En una cultura como la india, que es —tradicionalmente hablando— la antítesis de una sociedad igualitaria, con su sistema de castas y su tremenda polarización de los recursos económicos en los términos de una extrema riqueza y una extrema pobreza, el principio del karma es incalculablemente conservador. En efecto, puesto que existe una justicia universal en la distribución de la fortuna y el infortunio, la injusticia social es irrelevante y queda subsumida en el perfecto equilibrio cósmico. Si uno nace sudra (la más baja de las castas), es mísero, contrae la lepra y habita en una pocilga, es consecuencia de haber sido malvado en vidas anteriores; si el otro nace rajá, reside en un palacio, está rodeado de sirvientes y concubinas, es porque en el fondo es un mahatma, esto es, una gran alma. No hace falta mayor explicación, ni siquiera soluciones sociales: todo es lo que tiene que ser, de modo fatalista. Y si el budismo, a diferencia del hinduismo, se preocupa por los miserables no es por un propósito de reequilibrio social, sino porque la compasión hacia todos los seres vivos (karuna) es uno de los preceptos de esta doctrina religiosa que se columpia entre la más absoluta renuncia y el buenismo solidario.
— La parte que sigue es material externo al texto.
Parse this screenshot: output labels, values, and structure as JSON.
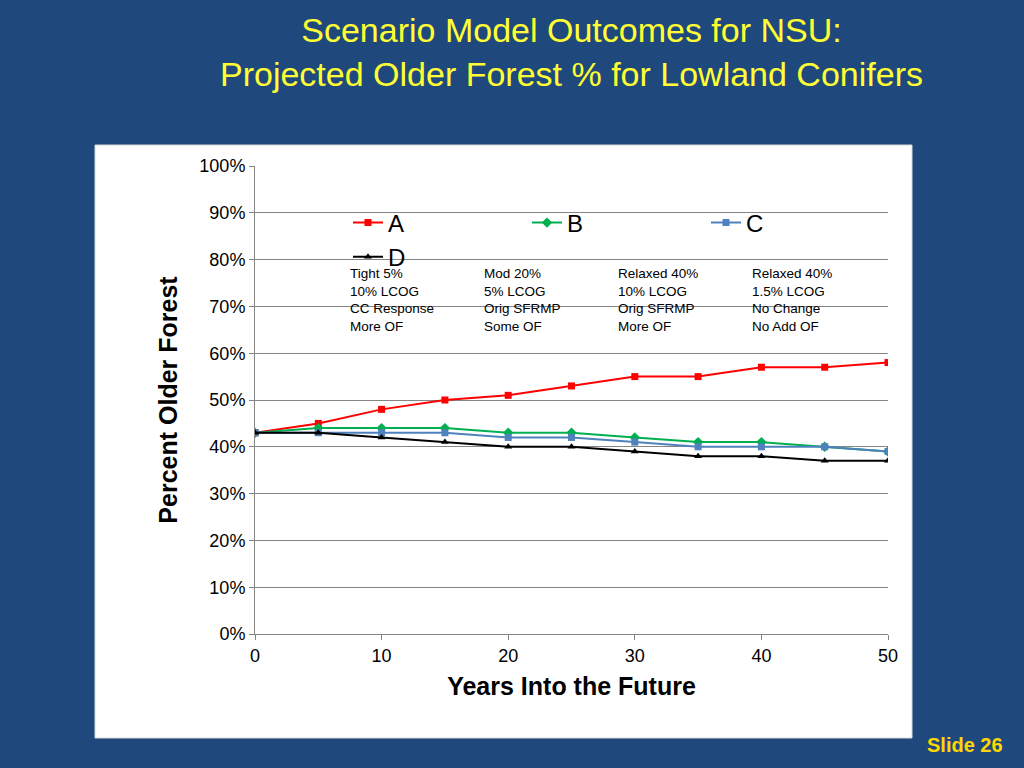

En su llegada a Occidente, más allá del uso popular de este término, el concepto de karma ha dado lugar a todo tipo de especulaciones extravagantes en ámbitos esoterizantes con poco conocimiento del contenido filosófico original de este principio. Preocupaciones como las del contagio kármico a través del contacto sexual, de las relaciones afectivas, o de cualquier tipo imaginable de interacción con otras personas se han instalado en la mentalidad de algunos individuos y colectivos. La consecuencia de esta angustia infundada es la discriminación de ciertos sujetos por razones de contaminación etérica.
Otros hacen uso de la idea kármico-reencarnacionista de modo “épico” —y, sobre todo, oportunista— para fabricarse una identidad pasada que vista de magnificencia su pequeñez presente. De ahí tanta reencarnación de Alejandro, César, Napoleón y Leonardo da Vinci... Otros son más “igualitarios” y dicen que, a estas alturas, todos hemos sido de todo: nobles y siervos, santos y criminales, hedonistas y espartanos, monjas y putas... Y aun otros optan por usar la idea para empequeñecer al prójimo y están seguros de reconocer en él al esclavista, traidor, asesino, o maquiavelo de vidas pretéritas. He oído decir a algunos, incluso, que puedes reencarnarte en el pasado, en el tiempo de Cristo, por ejemplo y hay hasta quien “recuerda” su paso por el mundo animal (como Shirley Maclaine, que fue tigresa) o su estupenda vida en la Atlántida.
En fin, que una vez surgida o asimilada de otra cultura una idea hasta cierto punto coherente, las aberraciones a las que puede dar lugar en las mentes esoterizantes que traducen fantasías en realidades sin el filtro de la experiencia directa de las cosas no tienen límite. Y si hablo de coherencia en relación al karma y la reencarnación es porque, si abandonamos la idea cristiana de la vida como una especie de prueba moral y la contemplamos desde la perspectiva de una evolución individual de la consciencia, desde la cognición más elemental e instintiva hasta la gnosis supramental, tiene mucha más lógica una secuencia existencial de varias vidas que permitan experimentar el mundo desde muchas circunstancias distintas que una única existencia. Qué sea, del conglomerado psíquico que cada uno de nosotros es, lo que se reencarne de este modo es otra —y posiblemente irresoluble— cuestión.